If the proceeding had been filed in federal court, the defendant could have sought immediate review of an order denying a motion for summary judgment based upon qualified immunity. See id.
After the trial court denied the motion for summary judgment, the First District recognized that there was no Florida rule of procedure that would permit the appeal and thus analyzed the claim under the framework applicable to a petition for writ of certiorari. Id.
The district court concluded that certiorari was improper because the trial court's order did not depart from the essential requirements of law. Id.
On rehearing, the district court certified to this Court the question of whether a public official raising a qualified immunity defense to a federal civil rights claim that was filed in state court was entitled to the same standard of review of the denial of her motion for summary judgment as is provided in federal courts.
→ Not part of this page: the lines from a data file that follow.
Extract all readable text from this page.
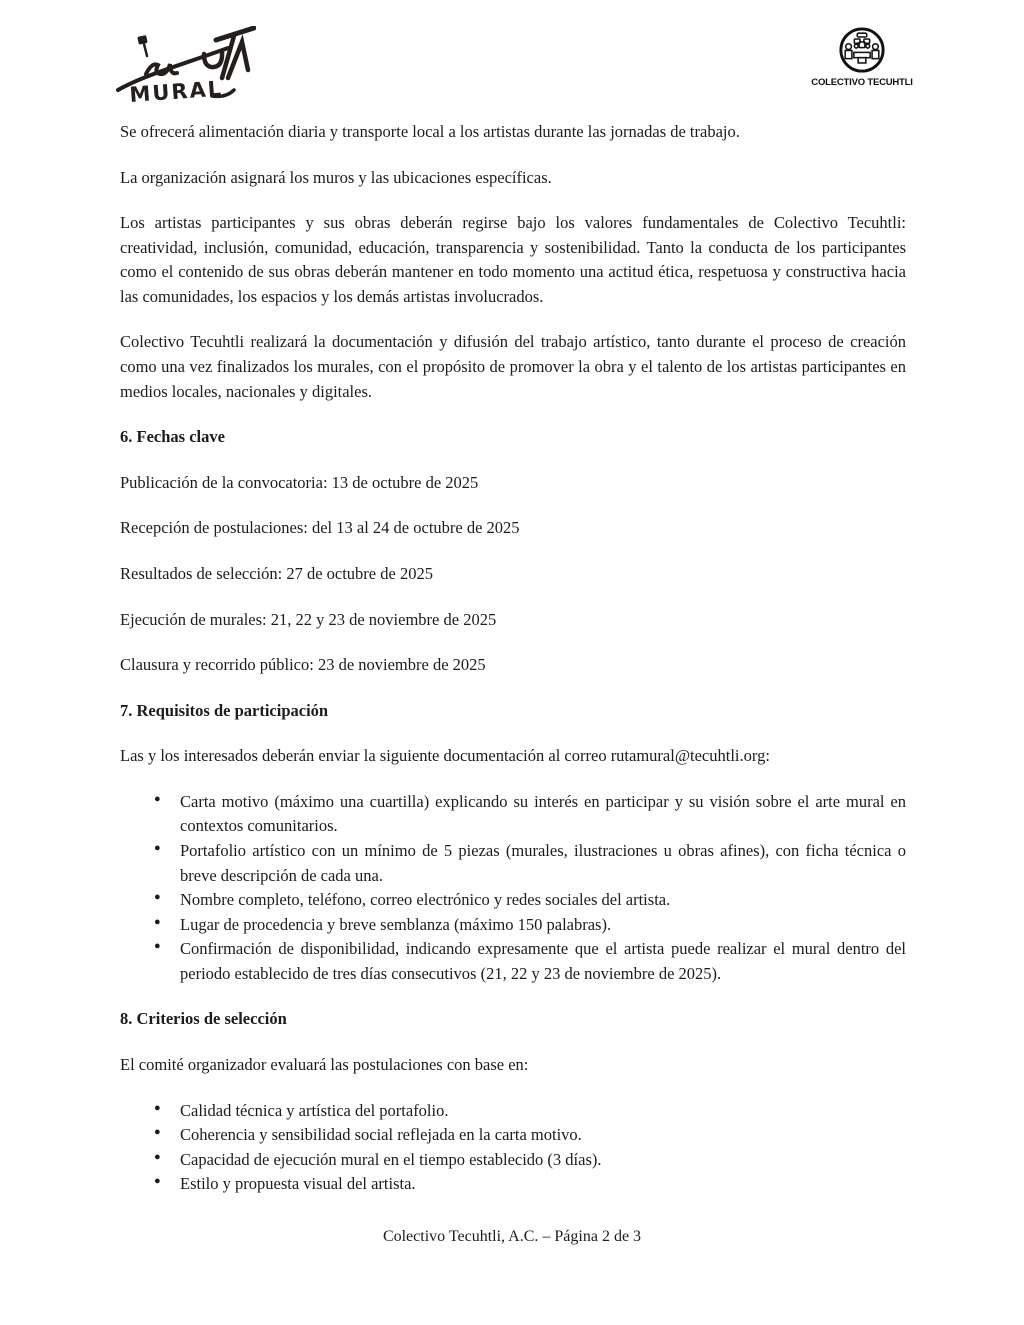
MURAL	COLECTIVO TECUHTLI

Se ofrecerá alimentación diaria y transporte local a los artistas durante las jornadas de trabajo.

La organización asignará los muros y las ubicaciones específicas.

Los artistas participantes y sus obras deberán regirse bajo los valores fundamentales de Colectivo Tecuhtli: creatividad, inclusión, comunidad, educación, transparencia y sostenibilidad. Tanto la conducta de los participantes como el contenido de sus obras deberán mantener en todo momento una actitud ética, respetuosa y constructiva hacia las comunidades, los espacios y los demás artistas involucrados.

Colectivo Tecuhtli realizará la documentación y difusión del trabajo artístico, tanto durante el proceso de creación como una vez finalizados los murales, con el propósito de promover la obra y el talento de los artistas participantes en medios locales, nacionales y digitales.

6. Fechas clave

Publicación de la convocatoria: 13 de octubre de 2025

Recepción de postulaciones: del 13 al 24 de octubre de 2025

Resultados de selección: 27 de octubre de 2025

Ejecución de murales: 21, 22 y 23 de noviembre de 2025

Clausura y recorrido público: 23 de noviembre de 2025

7. Requisitos de participación

Las y los interesados deberán enviar la siguiente documentación al correo rutamural@tecuhtli.org:

● Carta motivo (máximo una cuartilla) explicando su interés en participar y su visión sobre el arte mural en contextos comunitarios.
● Portafolio artístico con un mínimo de 5 piezas (murales, ilustraciones u obras afines), con ficha técnica o breve descripción de cada una.
● Nombre completo, teléfono, correo electrónico y redes sociales del artista.
● Lugar de procedencia y breve semblanza (máximo 150 palabras).
● Confirmación de disponibilidad, indicando expresamente que el artista puede realizar el mural dentro del periodo establecido de tres días consecutivos (21, 22 y 23 de noviembre de 2025).
8. Criterios de selección

El comité organizador evaluará las postulaciones con base en:

● Calidad técnica y artística del portafolio.
● Coherencia y sensibilidad social reflejada en la carta motivo.
● Capacidad de ejecución mural en el tiempo establecido (3 días).
● Estilo y propuesta visual del artista.
Colectivo Tecuhtli, A.C. – Página 2 de 3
Id. at 1187.
On review of the First District's decision, this Court recognized the important policy reasons as to why interlocutory review should be available when a trial court denies a public official's claim to qualified immunity. Id. at 1189-90.
Based on these policy reasons, the Court held that an order denying summary judgment based upon a claim of qualified immunity in a federal civil rights case is subject to interlocutory review to the extent that the order turns on an issue of law. See id. at 1190.
In Tucker, the Court decided to amend rule 9.130 again, this time to provide for interlocutory appeal of a non-final order denying a public official's claim of qualified immunity in federal civil rights cases to the extent that the order turned on an issue of law. See Tucker, 648 So. 2d at 1190. This holding focused primarily on the consequences of such lost immunity. See id. at 1189-90.